Oskar Frenzel
The young man was able to think all this over quietly. Thus far, he had felt neither love nor dislike for Fausch. In all his life, his father had done too little for him to awaken the boy's love, and yet too much to permit of his hatred. But the more he now thought and speculated about Fausch, the clearer it became to him, that in the smith's deeper self, there was something which, until now, he had neither known nor understood, something which gave the boy food for thought, and made him feel a sort of awe, as if Stephen were suddenly very far above him.
Meanwhile the time passed by. The day came when Fausch's goods and chattels were all packed. The same wagon stood again before the door that had brought the goods up to the smithy months before. It was now loaded, and Katharine, a feeble old woman, took her place on a chest as before. But today she could not keep her eyes dry, for Cain was staying behind, her boy on whom she had leaned for many years with a feeling of comfort.
Cain had already been living at the tavern for some days, and was sharing a room with a young working man, and had nothing in the world to complain of. The number of guests had increased again, there was plenty of work, and Cain and Vincenza hurried about as of old in the room where the higher class of guests were entertained. Both did their work even more quickly and easily than before, for an inner joy shone in their faces and made their fingers fly. The guests watched them with pleasure. If the landlord's wife looked in, her expression was serious and austere as always, but she saw nothing in Cain to find fault with, and if Simmen himself looked into the room on the right, he would nod to himself and then go out again: the smith's boy was not so bad to have about, he was a real help in the house!--
Stephen Fausch's horses and wagon started, and the teamsters ran alongside. Then Cain came out of the tavern with his father, who had been to say good-by. Simmen and a few others came out, to see them off.
"I will go with you as far as the path to the Schwarzsee," said Cain to Fausch, then hurried after the wagon, swung himself up and sat down by Katharine. No pair could be more unlike: he was like a slim, flexible young tree, she like an old, old crumbling branch. Stephen Fausch noticed nobody. In his dark, heavy clothes, with his blacksmith's cap on his head, he walked behind the wagon with lowered head, and fell into a long, regular step, that suited the rhythm of the rumbling wheels. He scarcely seemed to concern himself even about Cain.

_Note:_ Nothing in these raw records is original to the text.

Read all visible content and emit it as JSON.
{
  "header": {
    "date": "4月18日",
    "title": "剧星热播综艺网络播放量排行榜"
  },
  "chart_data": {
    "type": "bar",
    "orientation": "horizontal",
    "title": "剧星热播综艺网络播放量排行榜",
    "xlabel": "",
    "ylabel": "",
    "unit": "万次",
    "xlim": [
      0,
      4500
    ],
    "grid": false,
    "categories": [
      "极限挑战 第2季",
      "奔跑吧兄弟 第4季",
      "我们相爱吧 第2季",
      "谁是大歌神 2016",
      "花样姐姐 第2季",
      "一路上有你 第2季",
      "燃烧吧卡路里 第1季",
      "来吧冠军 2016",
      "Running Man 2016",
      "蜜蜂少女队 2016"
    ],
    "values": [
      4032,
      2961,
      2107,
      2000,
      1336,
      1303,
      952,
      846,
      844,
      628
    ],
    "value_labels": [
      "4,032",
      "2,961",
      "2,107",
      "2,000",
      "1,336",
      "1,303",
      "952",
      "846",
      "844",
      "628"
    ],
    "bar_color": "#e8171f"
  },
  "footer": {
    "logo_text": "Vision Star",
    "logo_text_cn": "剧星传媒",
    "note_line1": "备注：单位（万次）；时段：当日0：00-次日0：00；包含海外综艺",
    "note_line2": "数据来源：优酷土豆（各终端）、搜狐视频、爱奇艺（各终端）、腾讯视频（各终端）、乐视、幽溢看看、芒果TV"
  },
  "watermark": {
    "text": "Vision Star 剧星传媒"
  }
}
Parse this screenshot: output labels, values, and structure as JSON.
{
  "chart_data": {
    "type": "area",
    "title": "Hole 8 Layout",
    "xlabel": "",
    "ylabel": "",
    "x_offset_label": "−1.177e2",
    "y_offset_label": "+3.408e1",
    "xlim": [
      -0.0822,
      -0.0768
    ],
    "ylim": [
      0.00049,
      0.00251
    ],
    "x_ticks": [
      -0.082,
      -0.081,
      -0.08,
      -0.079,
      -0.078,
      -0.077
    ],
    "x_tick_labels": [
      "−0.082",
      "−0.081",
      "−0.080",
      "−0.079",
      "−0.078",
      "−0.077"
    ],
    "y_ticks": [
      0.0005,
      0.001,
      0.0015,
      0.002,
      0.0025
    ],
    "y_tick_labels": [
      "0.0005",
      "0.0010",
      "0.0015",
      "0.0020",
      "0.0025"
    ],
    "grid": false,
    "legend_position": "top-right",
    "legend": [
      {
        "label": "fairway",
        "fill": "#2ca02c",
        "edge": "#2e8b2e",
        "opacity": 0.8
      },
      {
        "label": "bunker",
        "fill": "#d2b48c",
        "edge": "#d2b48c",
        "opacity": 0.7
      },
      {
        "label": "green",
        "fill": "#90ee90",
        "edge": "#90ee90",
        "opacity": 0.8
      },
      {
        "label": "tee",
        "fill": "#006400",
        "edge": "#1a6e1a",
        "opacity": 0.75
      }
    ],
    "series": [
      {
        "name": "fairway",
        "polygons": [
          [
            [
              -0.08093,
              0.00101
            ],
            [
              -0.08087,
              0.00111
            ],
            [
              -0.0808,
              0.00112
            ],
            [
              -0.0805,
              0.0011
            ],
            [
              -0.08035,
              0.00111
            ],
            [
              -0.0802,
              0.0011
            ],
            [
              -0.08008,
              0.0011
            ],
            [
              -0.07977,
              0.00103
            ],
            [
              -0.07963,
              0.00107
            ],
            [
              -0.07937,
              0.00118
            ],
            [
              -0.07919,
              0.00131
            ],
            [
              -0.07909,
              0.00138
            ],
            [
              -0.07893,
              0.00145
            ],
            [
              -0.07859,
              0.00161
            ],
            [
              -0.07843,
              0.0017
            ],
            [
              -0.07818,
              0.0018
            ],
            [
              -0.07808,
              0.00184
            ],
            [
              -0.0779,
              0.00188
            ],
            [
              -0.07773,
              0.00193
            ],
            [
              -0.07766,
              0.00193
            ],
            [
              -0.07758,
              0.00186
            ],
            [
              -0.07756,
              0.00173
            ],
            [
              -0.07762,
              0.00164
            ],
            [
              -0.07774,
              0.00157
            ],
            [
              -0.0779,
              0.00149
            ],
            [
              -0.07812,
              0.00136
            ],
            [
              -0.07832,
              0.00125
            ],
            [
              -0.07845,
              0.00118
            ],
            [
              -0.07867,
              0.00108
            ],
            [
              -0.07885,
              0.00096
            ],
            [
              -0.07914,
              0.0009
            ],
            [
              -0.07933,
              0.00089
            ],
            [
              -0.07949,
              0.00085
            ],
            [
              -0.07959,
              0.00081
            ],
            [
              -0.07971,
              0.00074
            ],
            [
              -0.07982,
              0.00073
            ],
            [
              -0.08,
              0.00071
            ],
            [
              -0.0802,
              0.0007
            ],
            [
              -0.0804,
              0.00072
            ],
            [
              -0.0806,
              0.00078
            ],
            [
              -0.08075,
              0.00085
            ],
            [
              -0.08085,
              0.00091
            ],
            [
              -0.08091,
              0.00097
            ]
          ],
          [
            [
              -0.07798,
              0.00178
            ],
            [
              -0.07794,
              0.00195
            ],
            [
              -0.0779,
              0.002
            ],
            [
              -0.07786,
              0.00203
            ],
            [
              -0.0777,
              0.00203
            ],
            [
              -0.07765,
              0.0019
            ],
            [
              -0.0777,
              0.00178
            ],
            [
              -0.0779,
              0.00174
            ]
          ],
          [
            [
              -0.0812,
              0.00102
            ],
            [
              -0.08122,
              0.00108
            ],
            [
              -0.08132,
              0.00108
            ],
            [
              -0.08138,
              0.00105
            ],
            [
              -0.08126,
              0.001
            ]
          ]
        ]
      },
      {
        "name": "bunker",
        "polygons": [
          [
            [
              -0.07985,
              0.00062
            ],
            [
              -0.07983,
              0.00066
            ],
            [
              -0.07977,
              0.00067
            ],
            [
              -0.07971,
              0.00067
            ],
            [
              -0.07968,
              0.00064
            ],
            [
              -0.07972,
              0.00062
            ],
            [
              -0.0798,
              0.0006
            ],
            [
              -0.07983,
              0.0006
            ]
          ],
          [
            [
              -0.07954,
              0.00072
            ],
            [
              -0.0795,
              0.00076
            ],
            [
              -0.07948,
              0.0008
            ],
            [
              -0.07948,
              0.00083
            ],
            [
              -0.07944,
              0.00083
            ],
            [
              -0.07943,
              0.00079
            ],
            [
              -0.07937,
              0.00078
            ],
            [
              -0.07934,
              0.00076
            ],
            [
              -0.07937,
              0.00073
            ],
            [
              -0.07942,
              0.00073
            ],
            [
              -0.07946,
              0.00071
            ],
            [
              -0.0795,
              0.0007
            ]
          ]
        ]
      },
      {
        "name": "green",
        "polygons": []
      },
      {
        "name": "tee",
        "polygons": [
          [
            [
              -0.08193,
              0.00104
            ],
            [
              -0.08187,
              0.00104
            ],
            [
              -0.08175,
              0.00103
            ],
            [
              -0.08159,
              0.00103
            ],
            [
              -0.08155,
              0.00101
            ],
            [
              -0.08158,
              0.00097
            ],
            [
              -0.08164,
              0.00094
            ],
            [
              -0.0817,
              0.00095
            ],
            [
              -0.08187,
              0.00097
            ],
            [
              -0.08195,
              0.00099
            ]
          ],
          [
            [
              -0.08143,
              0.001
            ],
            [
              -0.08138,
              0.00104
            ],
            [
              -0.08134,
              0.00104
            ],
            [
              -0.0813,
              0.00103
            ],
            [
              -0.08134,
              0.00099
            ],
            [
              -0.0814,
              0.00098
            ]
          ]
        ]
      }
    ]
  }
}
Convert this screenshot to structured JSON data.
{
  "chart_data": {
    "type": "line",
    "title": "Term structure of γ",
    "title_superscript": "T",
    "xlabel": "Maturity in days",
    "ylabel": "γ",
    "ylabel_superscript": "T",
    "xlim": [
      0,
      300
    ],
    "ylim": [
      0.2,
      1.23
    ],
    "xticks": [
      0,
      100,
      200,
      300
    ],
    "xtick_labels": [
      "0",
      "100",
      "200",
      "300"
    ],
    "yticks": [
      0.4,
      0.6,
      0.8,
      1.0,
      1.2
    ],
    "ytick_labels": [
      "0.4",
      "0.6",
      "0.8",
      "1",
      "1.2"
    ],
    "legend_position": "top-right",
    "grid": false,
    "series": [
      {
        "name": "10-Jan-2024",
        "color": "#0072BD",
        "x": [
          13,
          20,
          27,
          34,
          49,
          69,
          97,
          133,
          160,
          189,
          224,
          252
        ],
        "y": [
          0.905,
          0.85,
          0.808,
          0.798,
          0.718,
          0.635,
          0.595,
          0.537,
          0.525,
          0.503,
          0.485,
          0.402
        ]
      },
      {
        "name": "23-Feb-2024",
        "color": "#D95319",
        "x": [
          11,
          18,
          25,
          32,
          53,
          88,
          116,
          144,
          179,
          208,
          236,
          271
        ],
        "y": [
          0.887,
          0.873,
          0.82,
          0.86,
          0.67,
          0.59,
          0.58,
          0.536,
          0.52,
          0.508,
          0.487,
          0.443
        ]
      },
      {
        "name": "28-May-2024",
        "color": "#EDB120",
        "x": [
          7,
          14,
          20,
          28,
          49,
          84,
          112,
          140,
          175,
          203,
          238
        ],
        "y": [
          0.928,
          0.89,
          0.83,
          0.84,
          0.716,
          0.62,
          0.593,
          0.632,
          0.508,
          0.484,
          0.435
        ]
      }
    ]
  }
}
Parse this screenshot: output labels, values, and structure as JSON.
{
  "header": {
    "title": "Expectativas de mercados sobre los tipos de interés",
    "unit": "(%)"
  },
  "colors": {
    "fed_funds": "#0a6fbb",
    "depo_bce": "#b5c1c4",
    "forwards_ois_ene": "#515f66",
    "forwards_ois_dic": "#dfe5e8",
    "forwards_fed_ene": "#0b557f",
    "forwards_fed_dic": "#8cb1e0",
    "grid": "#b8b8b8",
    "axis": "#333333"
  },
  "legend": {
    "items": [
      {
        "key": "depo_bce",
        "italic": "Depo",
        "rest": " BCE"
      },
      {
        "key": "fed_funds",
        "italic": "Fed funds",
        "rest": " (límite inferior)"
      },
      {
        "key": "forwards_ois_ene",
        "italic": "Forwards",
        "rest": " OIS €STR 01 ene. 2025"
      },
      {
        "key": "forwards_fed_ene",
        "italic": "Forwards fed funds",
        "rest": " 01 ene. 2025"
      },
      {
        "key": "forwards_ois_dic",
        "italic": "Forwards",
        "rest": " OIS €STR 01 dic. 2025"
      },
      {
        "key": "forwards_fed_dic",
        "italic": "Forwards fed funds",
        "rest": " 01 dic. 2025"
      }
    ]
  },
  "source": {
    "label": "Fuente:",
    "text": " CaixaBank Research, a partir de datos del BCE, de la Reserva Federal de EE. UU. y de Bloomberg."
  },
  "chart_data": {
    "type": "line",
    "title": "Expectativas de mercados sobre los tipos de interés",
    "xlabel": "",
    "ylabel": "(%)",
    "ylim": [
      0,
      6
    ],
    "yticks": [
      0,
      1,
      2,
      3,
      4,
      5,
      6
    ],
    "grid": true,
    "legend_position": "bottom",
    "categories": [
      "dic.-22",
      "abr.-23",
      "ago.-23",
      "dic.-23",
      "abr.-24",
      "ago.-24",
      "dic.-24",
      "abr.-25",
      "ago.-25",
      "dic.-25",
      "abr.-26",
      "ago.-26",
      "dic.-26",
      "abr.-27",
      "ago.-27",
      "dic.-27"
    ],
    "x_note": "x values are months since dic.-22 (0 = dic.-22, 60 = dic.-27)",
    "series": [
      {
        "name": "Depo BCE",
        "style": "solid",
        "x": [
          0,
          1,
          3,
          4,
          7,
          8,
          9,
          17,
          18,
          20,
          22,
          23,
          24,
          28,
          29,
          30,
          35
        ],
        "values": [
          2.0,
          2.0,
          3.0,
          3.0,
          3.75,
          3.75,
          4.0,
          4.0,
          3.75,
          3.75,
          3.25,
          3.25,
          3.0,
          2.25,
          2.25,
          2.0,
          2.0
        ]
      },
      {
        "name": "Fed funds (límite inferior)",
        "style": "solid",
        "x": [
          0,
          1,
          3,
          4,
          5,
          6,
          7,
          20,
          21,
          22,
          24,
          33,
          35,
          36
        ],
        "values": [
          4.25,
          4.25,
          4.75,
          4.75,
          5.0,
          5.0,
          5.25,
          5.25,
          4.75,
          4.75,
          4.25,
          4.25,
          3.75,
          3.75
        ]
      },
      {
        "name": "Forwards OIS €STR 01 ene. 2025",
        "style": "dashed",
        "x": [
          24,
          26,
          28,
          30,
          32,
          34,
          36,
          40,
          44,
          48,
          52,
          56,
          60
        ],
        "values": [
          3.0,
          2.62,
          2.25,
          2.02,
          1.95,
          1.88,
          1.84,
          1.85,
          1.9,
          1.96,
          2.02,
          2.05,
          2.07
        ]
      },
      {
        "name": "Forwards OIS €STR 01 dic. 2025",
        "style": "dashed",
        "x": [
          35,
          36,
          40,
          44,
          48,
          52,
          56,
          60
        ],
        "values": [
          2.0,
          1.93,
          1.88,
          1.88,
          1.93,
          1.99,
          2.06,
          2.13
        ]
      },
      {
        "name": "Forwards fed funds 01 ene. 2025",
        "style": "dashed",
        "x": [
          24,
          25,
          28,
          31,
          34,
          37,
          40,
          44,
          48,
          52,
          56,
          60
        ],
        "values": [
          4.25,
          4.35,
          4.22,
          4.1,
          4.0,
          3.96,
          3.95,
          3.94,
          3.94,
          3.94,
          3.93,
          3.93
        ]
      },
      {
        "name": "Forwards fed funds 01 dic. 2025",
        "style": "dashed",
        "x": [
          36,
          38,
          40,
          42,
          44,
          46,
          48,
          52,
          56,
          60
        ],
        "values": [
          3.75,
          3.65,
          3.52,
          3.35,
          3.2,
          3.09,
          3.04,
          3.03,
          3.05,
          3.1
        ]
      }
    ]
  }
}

The weather was about to change. The clouds were chasing each other across the heavens and slowly weaving themselves into a silver gray shroud. But the sun behind them was still so strong, that a dazzling light fell upon the landscape. The gray road lay clearly defined with the lakes on both sides and the dark rocky peaks on the north, among which it vanished. Along the pale colored road, in the dazzling light went the heavy wagon, the smith marching stolidly behind it.
He now fell back a few steps.
As he did so Katharine laid her trembling hand on Cain's. "I must tell you," she began mysteriously, and looking back at Fausch, as if he might hear her.